Excerpt by John Dean

Allison's Wonderland
The world of LA's Dopest Attorney


 

 

How Does President Bush Compare with  Other Wartime Presidents

With Respect  to Free Speech Issues?

 

Excerpt by John Dean

For example, consider Lincoln's famous decision to suspend the writ of habeas corpus. Lincoln made this decision in response to specific threats: He sought to address the widespread fear that Maryland was going to leave the Union, and knew that riots and disorder threatened troop movements to Washington, DC through Maryland. The result of his action was to prevent the judiciary from reviewing the arrest and imprisonment of individuals by the military.


In addition, while Lincoln initially acted unilaterally, he did not do so for long: He subsequently called a special session of Congress, which ratified his actions. It is hard even to imagine President Bush asking for this kind of ratification from Congress - the very Congress whose specific statutes he bypassed, and whose members he largely kept ignorant - with respect to the NSA surveillance program.


Lincoln's successors also draw on the more general precedent of Lincoln's aggressive prosecution of the war against the Confederacy, which knew few bounds. But in so doing, they utterly fail to recognize his sensitivity to civil liberties.
For instance, in May 1863, with the war well underway, General Ambrose Burnside, who commanded the Department of Ohio, ordered the arrest of Clement Vallandingham, a vocal opponent of Lincoln's. Vallandingham had publicly criticized the President, his Emancipation Proclamation, the military draft, and the war itself, encouraging soldiers to desert the Union forces to "hurl King Lincoln from his throne." When the Chicago Times added its own inflammatory coverage, Burnside shut down the newspaper as well. However, Lincoln biographer Doris Kearns Goodwin reports that Lincoln, rather than supporting Burnside's activities, was deeply troubled, and raised the matter with his Cabinet.

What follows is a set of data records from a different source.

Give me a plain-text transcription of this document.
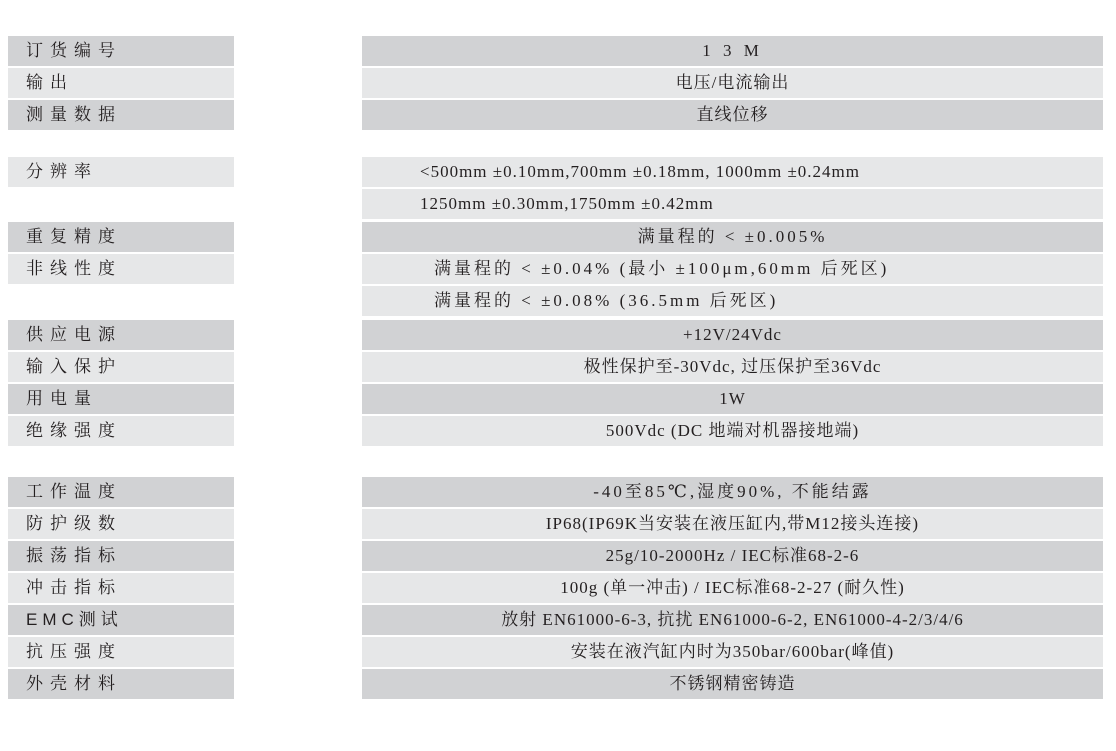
订货编号	1 3 M
输出	电压/电流输出
测量数据	直线位移
分辨率	<500mm ±0.10mm,700mm ±0.18mm, 1000mm ±0.24mm
1250mm ±0.30mm,1750mm ±0.42mm
重复精度	满量程的 < ±0.005%
非线性度	满量程的 < ±0.04% (最小 ±100μm,60mm 后死区)
满量程的 < ±0.08% (36.5mm 后死区)
供应电源	+12V/24Vdc
输入保护	极性保护至-30Vdc, 过压保护至36Vdc
用电量	1W
绝缘强度	500Vdc (DC 地端对机器接地端)
工作温度	-40至85℃,湿度90%, 不能结露
防护级数	IP68(IP69K当安装在液压缸内,带M12接头连接)
振荡指标	25g/10-2000Hz / IEC标准68-2-6
冲击指标	100g (单一冲击) / IEC标准68-2-27 (耐久性)
EMC测试	放射 EN61000-6-3, 抗扰 EN61000-6-2, EN61000-4-2/3/4/6
抗压强度	安装在液汽缸内时为350bar/600bar(峰值)
外壳材料	不锈钢精密铸造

Secretary of War William Seward (Lincoln's Rumsfeld) -- believed by many historians to be the person who convinced Lincoln to suspend habeas corpus - was shrewd enough to realize the arbitrary arrests to suppress dissent had gone too far, and he told the Cabinet so. In the end, the Cabinet unanimously agreed that Vallandingham's arrest had been improper. (Rather than undercut his general's authority, Lincoln simply exiled Vallandingham from the Union, sending him to live within the Confederacy.)


Goodwin also reports that when Lincoln was asked to support closing down the Chicago Times, he rejected the idea. He explained that those behind the idea did "not fully comprehend the dangers of abridging the liberties of the people. Nothing but the very sternest necessity can ever justify it. A government had better go to the very extreme of toleration, than to do aught that could be construed into an interference with, or to jeopardize in any degree, the common rights of its citizens."